A third element helping us is the teabaggers themselves.  Just as Russ Feingold’s intransigence forced Senate Democrats to go right in order get Republican votes on Wall Street reform legislation, the House teabaggers are, unwittingly, forcing Boehner and their own party to go left for Democratic votes.  We don’t have hard numbers on how many House GOPers will vote “no” on a debt ceiling hike no matter what, but we know a non-trivial number will, and 30 have signed a letter saying they won’t vote “yes” without a Balanced Budget Amendment that has zero chance of being part of a deal.  Those 30 don’t include the firm “no” votes who won’t accept any deal.

And now all this is Cantor’s problem…until Boehner swoops in to force a deal at the 11th hour.

  • Teddy Goodson

    Boehner swooping is a sight I will love to see…. shedding tears the whole way no doubt. (Do eagles cry when they swoop, or is that vultures?) You are right, this is quite a soap opera.  

  • KathyinBlacksburg

    you should post more often…

    I am not sure that you are right about your take, but it is worth considering.  (Especially because it is just too depressing to believe that we could be being sold out by our own side).  And believe me I have found the past few months antics from Washington very depressing. Talk about messing w/ people’s lives.  There is far too much emphasis on “big things” a seriously vague, superficial and absurd way to define and trivialize at the same time a life-altering for many millions, negative agenda. I also cringe when he compares things so life-altering to “eating your peas.” Nevertheless…

    Lawrence O’Donnell shared a really interesting and brilliantly (who knew this about Lawrence?) thought out step-by-step breakdown of how Obama has handled this and if O’Donnell is correct, then the president has indeed played this brilliantly. Having said that, the consequences to Americans are so grave that I shudder to think this could be gamesmanship. So, a part of me hopes O’Donnell is right and a part of me doesn’t. The President did, after all, tell us more than once that none of the things he offered up are part of any agreement until and unless the whole package is agreed upon.  Therefore, any piece could be removed (I hope, especially those things NOT contributing to the deficit and irrelevant to raising the debt ceiling).  

    I know the President is thought to be “the only adult in the room,” though that gives little credit to senate Dems or the House minority.

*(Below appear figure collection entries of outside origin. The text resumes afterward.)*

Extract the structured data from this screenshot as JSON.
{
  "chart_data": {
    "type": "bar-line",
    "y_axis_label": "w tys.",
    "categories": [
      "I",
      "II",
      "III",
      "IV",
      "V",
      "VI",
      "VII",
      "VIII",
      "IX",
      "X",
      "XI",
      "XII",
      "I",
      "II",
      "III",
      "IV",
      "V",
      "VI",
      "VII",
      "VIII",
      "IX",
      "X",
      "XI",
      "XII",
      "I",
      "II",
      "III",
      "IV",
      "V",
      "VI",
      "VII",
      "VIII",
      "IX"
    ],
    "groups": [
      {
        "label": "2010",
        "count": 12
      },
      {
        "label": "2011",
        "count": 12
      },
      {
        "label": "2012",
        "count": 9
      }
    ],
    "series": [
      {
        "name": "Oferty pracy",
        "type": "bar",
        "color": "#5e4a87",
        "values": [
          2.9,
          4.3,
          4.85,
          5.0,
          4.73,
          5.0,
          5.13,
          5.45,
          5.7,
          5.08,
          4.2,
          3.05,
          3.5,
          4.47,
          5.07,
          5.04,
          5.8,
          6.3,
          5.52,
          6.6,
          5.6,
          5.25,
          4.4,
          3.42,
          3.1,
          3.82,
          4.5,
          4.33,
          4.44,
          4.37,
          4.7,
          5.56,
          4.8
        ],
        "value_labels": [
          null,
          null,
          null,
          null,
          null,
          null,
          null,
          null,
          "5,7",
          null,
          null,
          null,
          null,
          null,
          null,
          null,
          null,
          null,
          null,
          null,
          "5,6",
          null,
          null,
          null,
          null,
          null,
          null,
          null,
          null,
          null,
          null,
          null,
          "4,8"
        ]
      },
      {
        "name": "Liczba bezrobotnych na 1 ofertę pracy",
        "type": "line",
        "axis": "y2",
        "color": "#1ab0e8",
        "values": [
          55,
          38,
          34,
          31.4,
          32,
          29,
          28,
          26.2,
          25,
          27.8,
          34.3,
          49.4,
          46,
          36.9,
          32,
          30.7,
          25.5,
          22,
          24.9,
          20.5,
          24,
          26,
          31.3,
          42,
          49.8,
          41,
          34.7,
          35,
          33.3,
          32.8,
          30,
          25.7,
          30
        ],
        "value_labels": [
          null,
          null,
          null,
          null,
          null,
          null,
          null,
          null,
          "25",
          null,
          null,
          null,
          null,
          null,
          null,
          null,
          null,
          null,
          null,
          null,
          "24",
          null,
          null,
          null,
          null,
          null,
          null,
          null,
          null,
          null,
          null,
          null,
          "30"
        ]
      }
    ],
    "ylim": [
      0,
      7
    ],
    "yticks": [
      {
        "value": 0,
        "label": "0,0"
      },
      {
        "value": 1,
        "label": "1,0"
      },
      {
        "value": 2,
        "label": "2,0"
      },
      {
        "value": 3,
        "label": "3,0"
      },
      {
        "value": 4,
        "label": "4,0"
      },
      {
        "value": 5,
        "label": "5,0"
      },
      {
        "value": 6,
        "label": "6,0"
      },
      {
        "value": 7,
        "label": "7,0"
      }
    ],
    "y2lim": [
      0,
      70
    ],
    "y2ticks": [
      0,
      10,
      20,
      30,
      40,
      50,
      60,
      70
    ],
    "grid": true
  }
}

I only wish he had pushed as hard about the seriousness of the debt ceiling much earlier.  But then, he may have thought the Republicans, who know full well the importance of lifting the debt ceiling (because they have done it more than Democrats), would ultimately behave like adults.  Boehner’s previous behavior suggested that they wouldn’t.  But Can’t-or seems to be breathing down Boehners neck.  He is the biggest loser of a majority Leader we have had, makes the Gingrich era look like the “good old days” (don’t worry, I know they were awful).  At least Gingrich didn’t try to cause the economy to collapse, though when he chided his side of the aisle this summer, he took his punishment from the TeaParty.

  • I sure hope Lawrence O’Donnell is right about this! Maybe I’m naive, but I tend to think he is.

  • commentator1

    As of 4:00 today it seems that the Republicans have blinked. Now let’s hope they get down to some honest compromise or a snowball comes rolling through DC during August.

  • KathyinBlacksburg

    which is fairer accomplished around 2013.  After he is sworn in.  The GOP is unserious.

    BUT also the GOP leaders are railing that Obama “deceived” them!?!   Huh?  They will stoop to anything.  They are the ones who have deceived.  They purport to support a position and when Obama concedes that, they move the goal post.